Luiz Carlos Bresser-Pereira
São Paulo: Editora 34, 1996.
Novos fatos exigem novas abordagens. A interpretação nacional-desenvolvimentista (ou centro-periferia), que Prebisch (1949) formulou em Santiago do Chile, enquanto era o diretor-executivo da CEPAL (Comissão Econômica para a América Latina e o Caribe), foi o primeiro momento paradigmático de auto-interpretação do desenvolvimento da América Latina. Celso Furtado (1950) foi o pioneiro no Brasil desse tipo de visão sobre o desenvolvimento.

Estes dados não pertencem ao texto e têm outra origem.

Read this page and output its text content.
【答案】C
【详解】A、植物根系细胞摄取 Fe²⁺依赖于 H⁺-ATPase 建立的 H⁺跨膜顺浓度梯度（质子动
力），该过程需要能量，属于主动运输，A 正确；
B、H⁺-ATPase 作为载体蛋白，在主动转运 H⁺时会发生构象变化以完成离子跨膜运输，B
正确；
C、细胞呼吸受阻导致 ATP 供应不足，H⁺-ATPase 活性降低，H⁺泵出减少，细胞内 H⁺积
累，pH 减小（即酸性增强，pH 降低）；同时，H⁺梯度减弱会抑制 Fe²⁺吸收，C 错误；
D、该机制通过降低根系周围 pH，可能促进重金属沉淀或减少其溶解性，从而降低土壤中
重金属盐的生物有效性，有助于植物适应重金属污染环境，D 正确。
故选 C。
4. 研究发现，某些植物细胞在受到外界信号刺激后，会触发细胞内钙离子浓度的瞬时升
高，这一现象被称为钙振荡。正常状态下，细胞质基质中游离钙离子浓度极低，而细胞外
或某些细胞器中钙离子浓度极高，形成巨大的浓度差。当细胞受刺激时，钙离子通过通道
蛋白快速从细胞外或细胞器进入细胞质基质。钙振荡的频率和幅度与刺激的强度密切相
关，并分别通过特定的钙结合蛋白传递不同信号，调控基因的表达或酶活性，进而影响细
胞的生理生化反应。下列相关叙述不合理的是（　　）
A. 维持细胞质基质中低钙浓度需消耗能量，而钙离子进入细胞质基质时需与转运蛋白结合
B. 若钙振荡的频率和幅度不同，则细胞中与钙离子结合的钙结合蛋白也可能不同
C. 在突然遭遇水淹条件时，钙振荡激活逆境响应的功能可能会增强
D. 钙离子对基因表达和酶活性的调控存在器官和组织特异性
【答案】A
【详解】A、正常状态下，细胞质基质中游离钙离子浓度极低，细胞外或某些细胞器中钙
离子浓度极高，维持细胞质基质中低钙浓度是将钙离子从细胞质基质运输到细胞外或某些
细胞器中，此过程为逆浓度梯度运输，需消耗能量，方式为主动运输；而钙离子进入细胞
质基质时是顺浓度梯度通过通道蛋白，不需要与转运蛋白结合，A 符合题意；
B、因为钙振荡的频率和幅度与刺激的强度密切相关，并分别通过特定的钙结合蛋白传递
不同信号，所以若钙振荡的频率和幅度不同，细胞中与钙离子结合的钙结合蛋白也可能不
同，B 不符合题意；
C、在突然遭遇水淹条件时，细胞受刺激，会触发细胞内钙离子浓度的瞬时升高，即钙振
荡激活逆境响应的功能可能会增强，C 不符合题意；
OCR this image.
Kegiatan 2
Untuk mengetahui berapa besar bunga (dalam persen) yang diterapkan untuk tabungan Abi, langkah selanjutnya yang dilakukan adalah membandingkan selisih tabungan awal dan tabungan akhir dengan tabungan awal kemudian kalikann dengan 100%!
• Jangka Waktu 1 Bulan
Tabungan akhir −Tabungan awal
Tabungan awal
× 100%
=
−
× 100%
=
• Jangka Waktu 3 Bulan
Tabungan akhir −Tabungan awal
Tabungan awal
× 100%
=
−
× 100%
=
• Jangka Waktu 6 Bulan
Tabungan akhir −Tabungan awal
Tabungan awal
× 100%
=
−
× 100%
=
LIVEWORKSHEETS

A nova teoria da dependência, cuja primeira análise mais abrangente foi realizada por Cardoso e Faletto (1969), foi o segundo momento paradigmático de interpretação da América Latina. Ela predominou durante os anos 70, após a crise econômica latino-americana dos anos 60. As duas abordagens estavam intimamente relacionadas. Elas perderam a capacidade de explicar o desenvolvimento latino-americano quando eclodiu a crise dos anos 80. A crítica neo-liberal surgiu e prosperou no vácuo deixado pela crise das duas interpretações anteriores. Mas, como toda interpretação ideológica, ela logo demonstrou ser dogmática e não-realista. Uma nova síntese está a caminho, à medida que a crise dos anos 80 vai sendo superada. Ela pode ser o terceiro momento paradigmático de interpretação do desenvolvimento latino-americano.(Quarta Capa)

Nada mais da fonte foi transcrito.